Graciliano Rocha, Mario Cesar Carvalho – Folha de S. Paulo
CURITIBA, SÃO PAULO - A decisão do Supremo que autoriza prisões a partir da condenação em segunda instância, na semana passada, deverá estimular o surgimento de novos delatores na Operação Lava Jato.
O diagnóstico é feito por procuradores e advogados de defesa, um raro caso de concordância entre antagonistas.
Representantes do Ministério Público ouvidos pela Folha dizem que o fim da era dos recursos a perder de vista poderá dar à Lava Jato destino diferente ao de casos como o escândalo do Banestado, que teve quase cem condenações na Justiça do Paraná e, em apenas três casos, a sentença foi executada.
A maioria prescreveu quando os recursos eram debatidos no STJ.
"Vai ter de haver uma mudança de atitude de muitos advogados. O STF mostrou que não vai aceitar o abuso recursal, de manobras meramente protelatórias visando que a prescrição livre o réu daquilo que a prova o condena", afirma Vladimir Aras, secretário de cooperação internacional da PGR (Procuradoria-Geral da República).
Integrante do grupo da PGR que investiga o envolvimento de políticos com foro com o petrolão, Aras diz que réus condenados em duas instâncias dispõem atualmente de três meios para não cumprirem a pena por seus crimes: a prescrição, a fuga e a colaboração premiada.
"Agora, a porta da prescrição foi fechada", diz.
Potencial afetado
Para os advogados, o entendimento do Supremo fere a Constituição. Edward Carvalho, que defende o ex-presidente da OAS, Léo Pinheiro, condenado a 16 anos de prisão, prevê que o recurso deve ser julgado em seis meses pelo Tribunal Regional Federal de Porto Alegre. Se for negado, Pinheiro irá para a prisão.
"Acho que a decisão do Supremo vai estimular delações e pode levar os executivos condenados mais rapidamente à prisão. Mas isso é um absurdo. O Supremo rasgou a Constituição. Os ministros agiram como legítimos representantes do desejo popular de punição. Não posso chamar de corte constitucional um Supremo que age assim", declara Carvalho.
A Constituição e o Código de Processo Penal dizem que um réu só pode ser preso quando houver uma sentença "transitada em julgado", ou seja, quando não houver mais recursos possíveis.
Carvalho considera a decisão do Supremo estapafúrdia e prevê que ela não perdurar por muito tempo.
O advogado Alberto Toron, que defende Fernando Bittar, sócio do sítio frequentado por Lula em Atibaia, diz que as delações devem aumentar porque sempre que o sistema penal "mostra seus dentes", cresce a possibilidade de delações e confissões.

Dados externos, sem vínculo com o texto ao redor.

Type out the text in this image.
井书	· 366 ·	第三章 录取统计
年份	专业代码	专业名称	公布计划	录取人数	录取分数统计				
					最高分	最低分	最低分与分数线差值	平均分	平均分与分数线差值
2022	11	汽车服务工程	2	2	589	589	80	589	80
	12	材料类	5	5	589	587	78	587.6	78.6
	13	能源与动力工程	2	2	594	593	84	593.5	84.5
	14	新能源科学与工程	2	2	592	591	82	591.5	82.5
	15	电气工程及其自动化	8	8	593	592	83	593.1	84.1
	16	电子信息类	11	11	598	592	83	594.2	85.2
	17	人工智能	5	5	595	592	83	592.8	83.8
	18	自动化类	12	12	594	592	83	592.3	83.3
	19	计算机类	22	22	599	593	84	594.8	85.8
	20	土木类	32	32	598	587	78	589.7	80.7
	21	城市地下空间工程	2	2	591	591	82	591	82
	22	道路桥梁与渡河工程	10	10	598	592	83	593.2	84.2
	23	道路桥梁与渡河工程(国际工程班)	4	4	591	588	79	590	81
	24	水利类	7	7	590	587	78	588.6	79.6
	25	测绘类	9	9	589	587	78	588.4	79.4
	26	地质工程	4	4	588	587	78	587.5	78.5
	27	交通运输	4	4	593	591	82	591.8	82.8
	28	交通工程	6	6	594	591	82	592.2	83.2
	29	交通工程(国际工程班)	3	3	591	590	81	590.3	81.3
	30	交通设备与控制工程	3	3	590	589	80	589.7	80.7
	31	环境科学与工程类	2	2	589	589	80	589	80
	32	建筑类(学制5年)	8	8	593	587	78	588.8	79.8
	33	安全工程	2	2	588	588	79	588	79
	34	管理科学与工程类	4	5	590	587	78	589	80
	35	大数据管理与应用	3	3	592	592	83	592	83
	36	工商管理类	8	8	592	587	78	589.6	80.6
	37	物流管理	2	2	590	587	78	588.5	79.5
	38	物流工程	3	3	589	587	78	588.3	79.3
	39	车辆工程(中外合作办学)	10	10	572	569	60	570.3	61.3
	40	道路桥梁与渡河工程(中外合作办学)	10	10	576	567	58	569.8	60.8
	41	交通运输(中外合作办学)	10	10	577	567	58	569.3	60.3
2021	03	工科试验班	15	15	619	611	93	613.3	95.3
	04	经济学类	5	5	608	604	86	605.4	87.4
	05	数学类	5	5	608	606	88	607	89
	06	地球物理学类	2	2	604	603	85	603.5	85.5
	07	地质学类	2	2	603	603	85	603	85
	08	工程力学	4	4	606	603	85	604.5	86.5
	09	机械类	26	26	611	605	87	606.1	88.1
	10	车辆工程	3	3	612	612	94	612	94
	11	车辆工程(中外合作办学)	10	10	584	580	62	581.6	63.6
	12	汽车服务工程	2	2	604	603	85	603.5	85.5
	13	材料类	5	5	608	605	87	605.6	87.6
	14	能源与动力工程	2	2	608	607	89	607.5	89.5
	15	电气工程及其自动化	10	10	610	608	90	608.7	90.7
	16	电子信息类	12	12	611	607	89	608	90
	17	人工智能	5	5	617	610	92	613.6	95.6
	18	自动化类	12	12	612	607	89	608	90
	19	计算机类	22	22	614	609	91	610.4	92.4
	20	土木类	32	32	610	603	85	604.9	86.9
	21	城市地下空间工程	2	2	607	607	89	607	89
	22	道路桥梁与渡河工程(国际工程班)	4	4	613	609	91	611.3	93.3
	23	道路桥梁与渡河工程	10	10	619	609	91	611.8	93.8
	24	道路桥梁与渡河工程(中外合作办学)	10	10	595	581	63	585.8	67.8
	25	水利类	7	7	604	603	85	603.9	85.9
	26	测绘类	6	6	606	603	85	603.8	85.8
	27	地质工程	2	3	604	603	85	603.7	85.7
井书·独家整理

A decisão do Supremo, segundo ele, equivale a uma estratégia usada pela Inquisição nos séculos 16 e 17. "Bastava os inquisidores mostrarem os instrumentos de tortura para um investigado confessar", afirma.
Ele conta que o historiador Ronaldo Vainfas relata um caso assim no livro "A Traição": um religioso confessa crimes só ao vislumbrar os rituais de tortura pelos quais passaria.
O argumento de que prisões são realizadas, mesmo preventivamente, para forçar delações é veementemente refutado pelos integrantes da força-tarefa da Lava Jato, no Paraná.
Dos 179 acusados por crimes de corrupção, lavagem de dinheiro e organização criminosa, 62 foram condenados em primeira instância.
A decisão também deverá ter impacto sobre a recuperação de ativos no exterior. De acordo com Aras, da PGR, o Brasil tem US$ 230 milhões bloqueados em outros países.
"Com as certidões de trânsito em julgado a partir dos TRFs ou dos Tribunais de Justiça, será possível recolher os valores bloqueados, em alguns casos há mais de uma década, e depositá-los no Tesouro Nacional", afirma Aras.